Necessity, the mother of AI invention…and this is open source! Hmm, a financial guy I know says the Chinese lie about everything and thinks China is just focusing on “low end” AI. Could be true, or could be yet another “Exceptional American” whistling past the graveyard? I don’t know, but the story and post is fascinating. Thanks, Mish.
China’s AI is 3 kids in a raincoat.
If not China, there will be other competitors. Ten dedicated software developers could build a system that beats current techniques by 10x, and it will happen over the coming years. Last time I checked, the cost of supporting 10 exceptional software developers and a high powered building of compute servers is well below $500 billion.
There are politicians to be bribed out of that… the smarter ones are expensive.
I saw a quote on CNBC on this today, “I’d have to be crazy to have my developers keep paying ChatGPT when Deepseek is cheaper.”
It’s amazing what you can do with enough cheap quasi-slave labor aint it?
NVIDIA has lost $500 billion in market cap today.
600 at one point. Let the bubble burst
My SPY puts are up 24% today but still underwater. I have until Jun 30 to cash out though…..wait till Feb 1 tariff mania starts and watch it fly!
Bloated market. Antagonistic Fed moving forward. A long way down. All asset prices are absurd.
An eccentric chemistry professor in upstate NY has said the market is overvalued by 3x for the past 2 years. Nothing to do with Trump and Tariffs. Greenspam turned the whole thing into a Greater Fool Ponzi.
Powell is gone in June 2026. I’ll put someone in there that will get rates back to 0… maybe even let the stinky guy send out some personally signed checks. It makes him feel like he’s in charge.
This is why H1Bs are the path to American Greatness, just like the old days.

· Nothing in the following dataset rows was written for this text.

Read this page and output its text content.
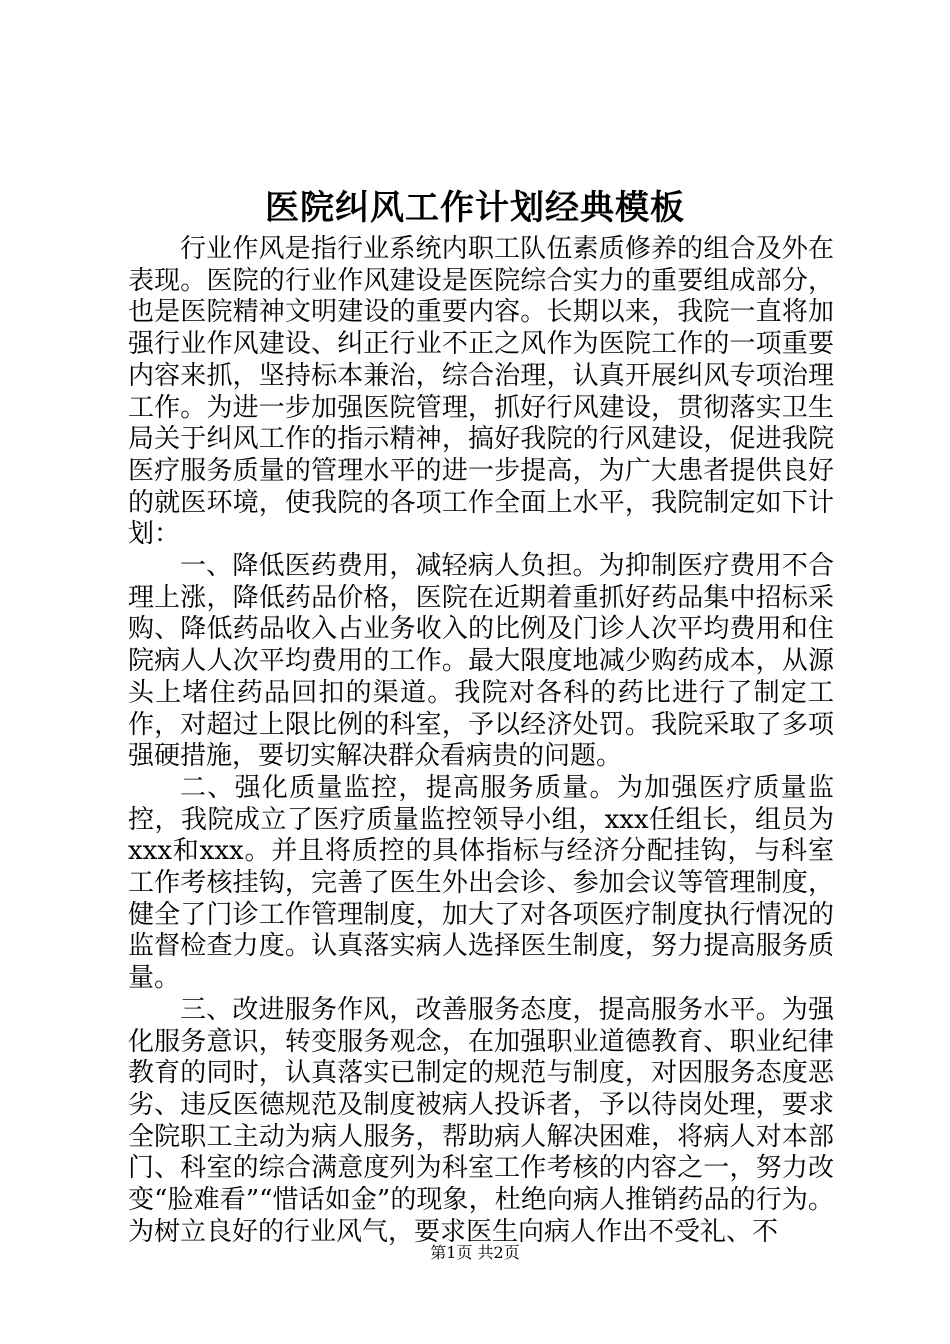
医院纠风工作计划经典模板

行业作风是指行业系统内职工队伍素质修养的组合及外在表现。医院的行业作风建设是医院综合实力的重要组成部分，也是医院精神文明建设的重要内容。长期以来，我院一直将加强行业作风建设、纠正行业不正之风作为医院工作的一项重要内容来抓，坚持标本兼治，综合治理，认真开展纠风专项治理工作。为进一步加强医院管理，抓好行风建设，贯彻落实卫生局关于纠风工作的指示精神，搞好我院的行风建设，促进我院医疗服务质量的管理水平的进一步提高，为广大患者提供良好的就医环境，使我院的各项工作全面上水平，我院制定如下计划：

一、降低医药费用，减轻病人负担。为抑制医疗费用不合理上涨，降低药品价格，医院在近期着重抓好药品集中招标采购、降低药品收入占业务收入的比例及门诊人次平均费用和住院病人人次平均费用的工作。最大限度地减少购药成本，从源头上堵住药品回扣的渠道。我院对各科的药比进行了制定工作，对超过上限比例的科室，予以经济处罚。我院采取了多项强硬措施，要切实解决群众看病贵的问题。

二、强化质量监控，提高服务质量。为加强医疗质量监控，我院成立了医疗质量监控领导小组，xxx任组长，组员为xxx和xxx。并且将质控的具体指标与经济分配挂钩，与科室工作考核挂钩，完善了医生外出会诊、参加会议等管理制度，健全了门诊工作管理制度，加大了对各项医疗制度执行情况的监督检查力度。认真落实病人选择医生制度，努力提高服务质量。

三、改进服务作风，改善服务态度，提高服务水平。为强化服务意识，转变服务观念，在加强职业道德教育、职业纪律教育的同时，认真落实已制定的规范与制度，对因服务态度恶劣、违反医德规范及制度被病人投诉者，予以待岗处理，要求全院职工主动为病人服务，帮助病人解决困难，将病人对本部门、科室的综合满意度列为科室工作考核的内容之一，努力改变“脸难看”“惜话如金”的现象，杜绝向病人推销药品的行为。为树立良好的行业风气，要求医生向病人作出不受礼、不

第1页 共2页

There is a great discussion on H1Bs between Lex Fridman and Andreesson on Fridman’s youtube channel.
Andreesson is in the club. I’m sure he comported himself properly.
It’s been in a massive speculation bubble for many years now over AI.
Now a lot of people are going to lose a lot of money. I presume you are readying your put options on NVidia.
I mentioned NVidia was going to crash last evening in one of Mish’s threads because of this (even posted a link). I had the misses sell her stake plus her Oracle stock late last night even though she didn’t want to because I knew it was going to be a bloodbath.